El mensaje de Seguridad Vial
Después de que se difundieran las imágenes de los hijos del actor mientras viajaban en el auto sin el cinturón de seguridad, desde las redes sociales de la Agencia Nacional de Seguridad Vial (ANSV), organismo que depende del Ministerio de Transporte de la Nación, difundieron un mensaje del director ejecutivo, Pablo Martínez Carignano, en el que explica “lo que está mal” de la situación.
“Con este video, Luciano Castro quiso compartir un momento de felicidad en familia, pero sin proponérselo, nos dio pie para señalar todo lo que está mal en términos de seguridad vial”, indicó y sostuvo que quizás esta situación podía servirle al actor y a la gente para “pensarlo dos veces” la próxima vez.
“La Ley de Tránsito exige que los menores de edad vayan en el asiento de atrás, con un dispositivo de retención infantil o con el cinturón de seguridad, según su edad y talla. Acá, el varón va suelto y la nena va parada sobre el respaldo de los asientos delanteros, sacando su cuerpo por el techo.
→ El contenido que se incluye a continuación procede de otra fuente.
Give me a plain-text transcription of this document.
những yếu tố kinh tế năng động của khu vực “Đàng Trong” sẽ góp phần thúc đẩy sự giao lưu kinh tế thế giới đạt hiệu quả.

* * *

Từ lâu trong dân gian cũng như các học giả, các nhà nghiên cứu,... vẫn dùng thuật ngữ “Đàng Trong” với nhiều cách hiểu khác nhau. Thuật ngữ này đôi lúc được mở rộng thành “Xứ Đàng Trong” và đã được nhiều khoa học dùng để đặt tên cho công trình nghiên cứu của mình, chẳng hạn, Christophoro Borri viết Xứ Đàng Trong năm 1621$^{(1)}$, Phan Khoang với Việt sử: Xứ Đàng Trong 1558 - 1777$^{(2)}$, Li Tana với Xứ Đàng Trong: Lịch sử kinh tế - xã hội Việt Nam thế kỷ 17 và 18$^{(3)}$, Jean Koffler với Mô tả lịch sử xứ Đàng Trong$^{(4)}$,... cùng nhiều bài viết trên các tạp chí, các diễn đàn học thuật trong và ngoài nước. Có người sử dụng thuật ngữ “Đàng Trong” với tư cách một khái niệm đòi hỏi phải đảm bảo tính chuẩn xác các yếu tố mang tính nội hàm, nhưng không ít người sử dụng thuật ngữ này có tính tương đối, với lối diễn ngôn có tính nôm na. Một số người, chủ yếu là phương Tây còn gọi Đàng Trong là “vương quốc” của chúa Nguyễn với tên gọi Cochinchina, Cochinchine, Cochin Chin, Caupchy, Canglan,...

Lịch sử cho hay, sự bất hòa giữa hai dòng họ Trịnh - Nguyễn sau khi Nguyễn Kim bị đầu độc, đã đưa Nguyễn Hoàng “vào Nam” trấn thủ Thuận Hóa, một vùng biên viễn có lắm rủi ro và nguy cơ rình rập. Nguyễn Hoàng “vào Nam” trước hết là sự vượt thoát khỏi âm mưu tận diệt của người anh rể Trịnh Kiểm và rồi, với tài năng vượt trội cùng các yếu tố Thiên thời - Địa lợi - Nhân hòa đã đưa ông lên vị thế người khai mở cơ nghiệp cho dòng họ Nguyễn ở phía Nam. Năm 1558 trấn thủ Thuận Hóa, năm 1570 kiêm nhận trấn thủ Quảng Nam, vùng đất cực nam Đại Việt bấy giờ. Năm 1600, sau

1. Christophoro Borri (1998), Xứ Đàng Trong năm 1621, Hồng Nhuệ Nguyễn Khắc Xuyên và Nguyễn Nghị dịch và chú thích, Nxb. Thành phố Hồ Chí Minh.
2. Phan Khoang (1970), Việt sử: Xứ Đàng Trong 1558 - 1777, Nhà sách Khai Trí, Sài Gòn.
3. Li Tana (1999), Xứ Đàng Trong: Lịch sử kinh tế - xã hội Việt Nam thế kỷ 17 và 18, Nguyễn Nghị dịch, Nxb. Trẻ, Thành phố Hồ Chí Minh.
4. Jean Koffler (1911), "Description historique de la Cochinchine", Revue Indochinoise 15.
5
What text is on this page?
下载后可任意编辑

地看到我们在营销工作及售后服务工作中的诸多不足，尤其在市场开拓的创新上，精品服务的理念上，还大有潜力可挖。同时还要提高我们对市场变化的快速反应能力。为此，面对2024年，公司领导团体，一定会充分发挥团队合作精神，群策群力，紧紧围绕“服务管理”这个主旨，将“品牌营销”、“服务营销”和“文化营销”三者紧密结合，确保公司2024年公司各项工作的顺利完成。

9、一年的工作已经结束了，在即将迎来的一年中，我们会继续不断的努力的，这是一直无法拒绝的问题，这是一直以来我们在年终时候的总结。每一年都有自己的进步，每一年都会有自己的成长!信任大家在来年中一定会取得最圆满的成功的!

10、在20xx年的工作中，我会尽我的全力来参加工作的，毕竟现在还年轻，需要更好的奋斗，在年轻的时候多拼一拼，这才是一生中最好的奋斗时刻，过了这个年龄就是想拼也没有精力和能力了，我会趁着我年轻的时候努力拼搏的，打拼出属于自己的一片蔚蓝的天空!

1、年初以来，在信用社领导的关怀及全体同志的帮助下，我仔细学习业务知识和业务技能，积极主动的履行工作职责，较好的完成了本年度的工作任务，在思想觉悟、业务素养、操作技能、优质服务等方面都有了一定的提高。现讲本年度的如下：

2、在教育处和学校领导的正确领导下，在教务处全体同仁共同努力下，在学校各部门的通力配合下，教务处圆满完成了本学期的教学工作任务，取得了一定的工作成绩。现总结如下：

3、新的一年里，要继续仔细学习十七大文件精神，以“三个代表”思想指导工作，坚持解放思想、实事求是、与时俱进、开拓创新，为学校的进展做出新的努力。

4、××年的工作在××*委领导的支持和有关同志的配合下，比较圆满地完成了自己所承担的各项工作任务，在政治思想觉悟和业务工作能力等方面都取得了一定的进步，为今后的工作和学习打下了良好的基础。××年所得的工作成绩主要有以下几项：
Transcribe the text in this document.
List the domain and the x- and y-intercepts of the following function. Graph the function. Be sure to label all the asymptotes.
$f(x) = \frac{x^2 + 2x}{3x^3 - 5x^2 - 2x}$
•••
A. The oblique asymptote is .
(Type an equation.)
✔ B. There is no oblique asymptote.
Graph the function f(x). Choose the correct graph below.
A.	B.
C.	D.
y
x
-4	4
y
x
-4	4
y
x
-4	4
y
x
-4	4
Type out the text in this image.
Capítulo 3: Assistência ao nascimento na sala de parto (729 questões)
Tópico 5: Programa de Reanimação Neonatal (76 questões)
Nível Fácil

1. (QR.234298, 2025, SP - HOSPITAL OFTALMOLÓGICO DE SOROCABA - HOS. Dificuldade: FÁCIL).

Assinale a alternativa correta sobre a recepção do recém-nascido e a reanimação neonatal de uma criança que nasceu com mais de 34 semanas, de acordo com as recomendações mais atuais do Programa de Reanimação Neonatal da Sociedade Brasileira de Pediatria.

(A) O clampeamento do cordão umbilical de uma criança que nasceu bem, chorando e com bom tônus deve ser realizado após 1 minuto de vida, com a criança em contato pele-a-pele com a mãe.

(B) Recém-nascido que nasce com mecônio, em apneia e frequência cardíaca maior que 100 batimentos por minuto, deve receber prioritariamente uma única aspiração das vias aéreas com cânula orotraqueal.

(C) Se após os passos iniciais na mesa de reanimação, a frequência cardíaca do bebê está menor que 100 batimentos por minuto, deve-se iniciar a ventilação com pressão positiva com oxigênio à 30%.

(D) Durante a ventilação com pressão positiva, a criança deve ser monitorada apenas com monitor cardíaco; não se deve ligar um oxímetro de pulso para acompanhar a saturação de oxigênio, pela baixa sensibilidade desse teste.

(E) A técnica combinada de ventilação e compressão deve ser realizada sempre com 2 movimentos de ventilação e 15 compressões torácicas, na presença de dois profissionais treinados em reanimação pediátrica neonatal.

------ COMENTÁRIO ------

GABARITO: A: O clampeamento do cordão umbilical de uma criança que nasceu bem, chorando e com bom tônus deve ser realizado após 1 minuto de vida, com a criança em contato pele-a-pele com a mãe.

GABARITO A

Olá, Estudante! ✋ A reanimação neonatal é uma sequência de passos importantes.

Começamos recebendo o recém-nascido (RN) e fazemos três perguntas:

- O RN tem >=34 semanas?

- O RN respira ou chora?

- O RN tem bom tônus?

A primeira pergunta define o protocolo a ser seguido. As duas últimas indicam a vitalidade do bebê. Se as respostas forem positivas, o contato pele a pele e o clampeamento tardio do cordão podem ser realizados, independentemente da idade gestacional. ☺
Un choque o una frenada brusca podrían haber generado una tragedia”, sentenció el ejecutivo.
En ese sentido, dijo que lo otro que hizo mal el actor es que, “en lugar de prestar atención al camino, enfocó la mirada en el celular de su acompañante, haciendo gestos de aprobación y sonriendo”.
Luego, el directivo explicó que, tal como se ve en las imágenes, “no se salvó ni el perro”, ya que iba suelto cuando, en verdad, los animales “deben ir sujetos con pretales o en una jaula, porque pueden pasarse adelante, entorpecer al conductor, o en caso de siniestro, ser una masa que por la inercia de la desaceleración se transforma en algo letal para los ocupantes”.